Ta, co nie zginęła…
W 102. rocznicę odzyskania niepodległości przez naszą Ojczyznę otrzymujemy dziś bardzo konkretne wskazanie od Boga, zawarte w pierwszym czytaniu z listu Św. Pawła Apostoła do Tytusa: nikogo nie lżyć, unikać sporów, odznaczać się uprzejmością, okazywać każdemu człowiekowi wszelką łagodność.

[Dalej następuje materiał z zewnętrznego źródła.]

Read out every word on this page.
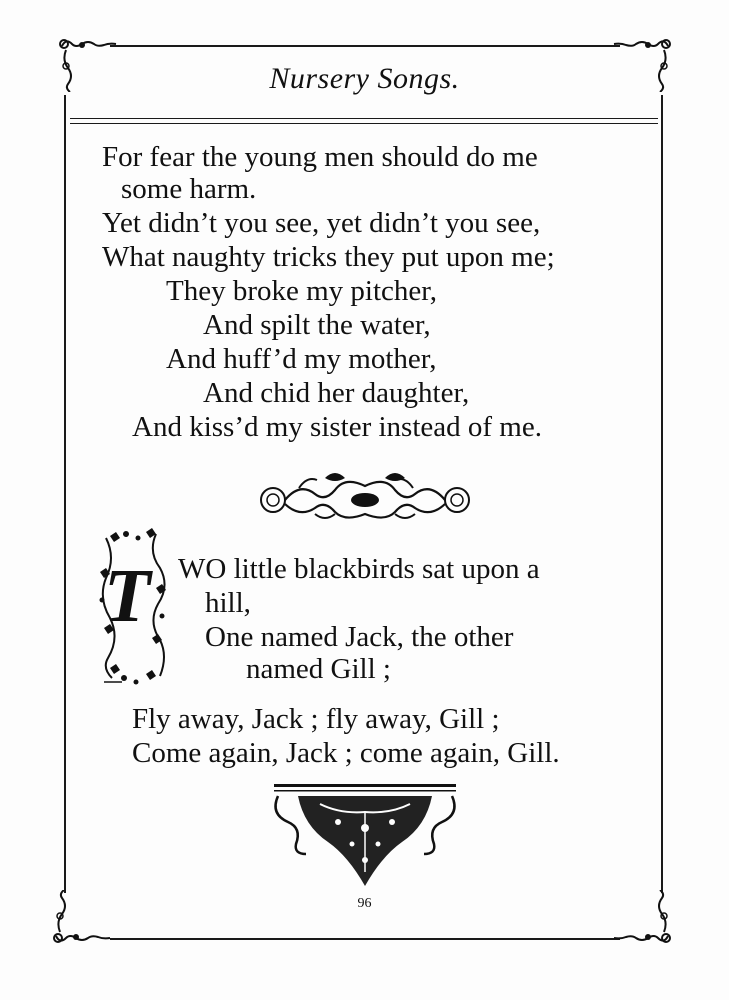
Nursery Songs.
For fear the young men should do me
some harm.
Yet didn’t you see, yet didn’t you see,
What naughty tricks they put upon me;
They broke my pitcher,
And spilt the water,
And huff’d my mother,
And chid her daughter,
And kiss’d my sister instead of me.
T WO little blackbirds sat upon a
hill,
One named Jack, the other
named Gill ;
Fly away, Jack ; fly away, Gill ;
Come again, Jack ; come again, Gill.
96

W czasach wewnętrznych (wydawałoby się) waśni i sporów, a szczególnie w ten szczególny dzień trzeba nam w głębię serc przyjąć to Boże wezwanie. Warto w tym miejscu wyobrazić sobie i przypomnieć o losie naszych przodków, podejmujących walkę na różnych frontach I Wojny Światowej – często w przeciwnych sobie wojskach, często mierząc do Brata będącego w okopach przeciwnika. Dobrze ilustruje to poeta Edward Słoński:
Rozdzielił nas, mój bracie
zły los i trzyma straż
w dwóch wrogich sobie szańcach
patrzymy śmierci w twarz.
W okopach pełnych jęku,
wsłuchani w armat huk,
stoimy na wprost siebie –
Ja – wróg twój, ty – mój wróg!
Niech daleki będzie nam duch wszelkiego podziału. Maryjo, Królowo Polski! Maryjo, Królowo Pokoju – strzeż Polskę!
Bo wciąż na jawie widzę
i co noc mi się śni,
że TA, CO NIE ZGINĘŁA,
wyrośnie z naszej krwi.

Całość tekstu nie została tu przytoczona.